The Challenges of E-learning and Homeschooling in Rural Areas

The challenges presented by the coronavirus to society’s daily grind are emerging startling clear, like a rainbow albeit without beautiful colors.

One area highly affected by this pandemic is education. At the peak of lockdowns worldwide, surveys estimated that at least 1.7 billion students had stopped attending school. Some countries have relaxed lockdowns, but the number of students affected is still high. Education has been brutally affected because the system relies on brick and mortar institutions — attending lessons in physical buildings. Few had the understanding that this routine would undergo unprecedented shifts — and as such, few were well-prepared. Now, we do not know when it will be safe for our young people to gather again in classrooms and how this will be implemented post-COVID-19. When government reviews its decisions on school closures and openings, we do not know the level of trust parents and guardians will have in releasing students.

As the second school term should have been in full swing by now, schools in towns and cities have adopted an e-learning model, and parents are adopting home schooling as a solution. Teachers are being resourceful and creating models with WhatsApp groups, Zoom meetings and other e-learning tools.

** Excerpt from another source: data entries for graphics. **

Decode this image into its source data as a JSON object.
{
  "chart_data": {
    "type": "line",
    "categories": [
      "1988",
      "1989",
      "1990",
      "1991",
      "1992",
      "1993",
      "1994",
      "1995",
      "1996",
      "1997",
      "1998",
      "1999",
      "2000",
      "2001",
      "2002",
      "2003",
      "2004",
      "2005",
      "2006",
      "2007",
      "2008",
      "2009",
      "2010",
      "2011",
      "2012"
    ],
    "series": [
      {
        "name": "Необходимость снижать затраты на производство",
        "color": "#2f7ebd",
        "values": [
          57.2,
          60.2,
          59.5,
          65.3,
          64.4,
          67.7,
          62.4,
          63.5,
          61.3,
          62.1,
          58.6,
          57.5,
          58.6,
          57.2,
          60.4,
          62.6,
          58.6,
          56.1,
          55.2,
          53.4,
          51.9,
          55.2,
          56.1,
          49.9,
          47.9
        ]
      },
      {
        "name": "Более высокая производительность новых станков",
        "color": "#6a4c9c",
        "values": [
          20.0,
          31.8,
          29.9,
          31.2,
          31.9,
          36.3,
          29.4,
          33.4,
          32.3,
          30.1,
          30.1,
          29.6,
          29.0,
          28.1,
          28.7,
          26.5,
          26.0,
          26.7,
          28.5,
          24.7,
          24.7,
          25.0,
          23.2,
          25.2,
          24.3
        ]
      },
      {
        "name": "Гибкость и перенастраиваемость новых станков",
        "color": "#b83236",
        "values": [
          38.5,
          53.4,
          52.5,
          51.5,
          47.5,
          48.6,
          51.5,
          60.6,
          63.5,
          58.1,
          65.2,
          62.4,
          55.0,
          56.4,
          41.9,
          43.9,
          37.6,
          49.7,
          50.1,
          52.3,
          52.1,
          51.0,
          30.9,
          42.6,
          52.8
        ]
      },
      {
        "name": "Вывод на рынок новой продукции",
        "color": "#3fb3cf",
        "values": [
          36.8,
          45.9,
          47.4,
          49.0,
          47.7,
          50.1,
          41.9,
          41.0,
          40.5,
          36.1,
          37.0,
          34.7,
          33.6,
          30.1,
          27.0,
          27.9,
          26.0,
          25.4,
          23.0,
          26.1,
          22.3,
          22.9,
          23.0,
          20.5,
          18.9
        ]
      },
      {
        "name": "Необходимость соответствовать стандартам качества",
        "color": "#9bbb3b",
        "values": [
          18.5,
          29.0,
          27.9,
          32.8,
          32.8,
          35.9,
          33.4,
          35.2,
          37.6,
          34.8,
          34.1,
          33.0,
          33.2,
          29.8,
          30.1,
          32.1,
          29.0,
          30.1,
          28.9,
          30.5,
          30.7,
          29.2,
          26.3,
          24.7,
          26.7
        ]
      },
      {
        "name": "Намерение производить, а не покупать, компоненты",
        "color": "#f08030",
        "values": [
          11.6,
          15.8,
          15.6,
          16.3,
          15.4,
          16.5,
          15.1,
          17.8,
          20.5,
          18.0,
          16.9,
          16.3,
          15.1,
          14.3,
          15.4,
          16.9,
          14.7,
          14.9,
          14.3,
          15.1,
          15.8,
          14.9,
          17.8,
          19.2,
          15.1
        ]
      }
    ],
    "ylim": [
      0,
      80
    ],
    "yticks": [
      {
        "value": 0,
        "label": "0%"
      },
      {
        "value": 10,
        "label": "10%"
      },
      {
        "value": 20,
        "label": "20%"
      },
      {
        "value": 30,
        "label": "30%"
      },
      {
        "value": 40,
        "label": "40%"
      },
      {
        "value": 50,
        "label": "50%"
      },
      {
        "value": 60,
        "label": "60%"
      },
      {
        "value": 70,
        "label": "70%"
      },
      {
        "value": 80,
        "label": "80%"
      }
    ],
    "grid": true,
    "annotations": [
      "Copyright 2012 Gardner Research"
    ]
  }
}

E-learning and homeschooling are certainly not substitutes for actually attending lessons, but they certainly can keep students abreast with studies and preparations for important public examinations.

The challenges, however, lie in rural Zimbabwe. Can e-learning and homeschooling tools be used to help keep students current with their school work and commitments? Unfortunately, rural students are in a difficult quagmire. District councils, private telecommunications companies and government ministries did not put in place enough infrastructure to create an environment that can foster e-learning in rural schools and institutions.

To begin with, most rural schools and institutions do not have electricity. This means these schools do not have basic technology and cannot teach students how to use computers. In fact, teachers themselves do not have computers, as no investment has been made to buy them. Teachers struggle to charge phones or must travel long distances to charge phones, in part resulting in many well-qualified teachers not taking up positions in rural schools. Thus, most schools are understaffed.

For example, in Hlanganani, a village under Chief Mvutu in Matebeleland North near Victoria Falls, Mizpah Primary School has not had electricity since a transformer was hit by lightning more than eight years ago. Villagers’ pleas to various government officials have not led to any action by local councillors. Students and teachers have suffered the most. The eight years are a missed opportunity for pupils to learn important ICT skills. One wonders if this transformer had been hit in an affluent part of Zimbabwe whether the problem would have been solved within six months.

Unfortunately, this school is a catchment school for many villages, and as such, the lack of electricity is a terrible disservice to our young people. Of the three Wifi network providers in Zimbabwe, two can be accessed in this area, but with limited bandwidth. One has to use 2G to receive online services in many parts of the villages. The cost of obtaining smartphones is simply out of reach for most students and their families. For those who obtain phones, the price of data is a huge challenge, making e-learning platforms essentially inaccessible.

Homeschooling in rural areas is a challenge because of myriad other reasons, such as the seemingly endless domestic chores young people face — herding cattle or fetching firewood and water, sometimes from a long distance. Unfortunately, in our patriarchal society, girls face the additional obstacles of cooking and washing clothes and dishes. With no decent lighting to use at night, studying after dark is not a viable option. As the food security challenges grow, more and more young people have to prepare gardens near boreholes and spend most of their time making sure the vegetables do not dry up in our hot temperatures.

Most parents and guardians do not complete grade seven or high school; some believe that as long as a child can read and write their name, that will suffice. Those who believe in the value of education might struggle to understand the requirements of a new syllabus, be out of their depth on how to teach or help their children, or might not police enough children to make homeschooling effective.

All this is why social protective systems such as mentors, clubs and community champions can help make parents and students understand the perilous situation they face if they sideline education and value chores over learning. Community champions and mentors can help students with notes, with access to data by sharing knowledge, and by meeting one-on-one or in small groups that respect social distancing.

In my work as a mentor for a number of girl clubs, I have had clarion calls by students, both girls and boys, that they want to learn and are worried about their futures and whether they will do well if examinations take place. They see their environment as a stumbling block. Most girls have benefited from a program we run with the Global Sojourns Giving Circle, which pays for examination fees for all the Form 4 students in our clubs. This year, we managed to pay for 15 girls who otherwise would have struggled to pay the fee. Now, most of them are worried that this opportunity might pass them by, just when their futures were beginning to appear bright with an opportunity to stop the vicious cycle of poverty.

Unfortunately, developing an e-learning culture and environment is not going to be a walk in the park. It is not a one-day investment. Rather, serious money must be invested in rural education in Zimbabwe with the private sector and government working together.

In the mean while, however, what will happen to the generation of young people in rural areas left behind? This is indeed a challenging time, even as the national Sustainable Development Goals in this decade of action for Agenda 2030 and Agenda 2063 call for no one to be left behind.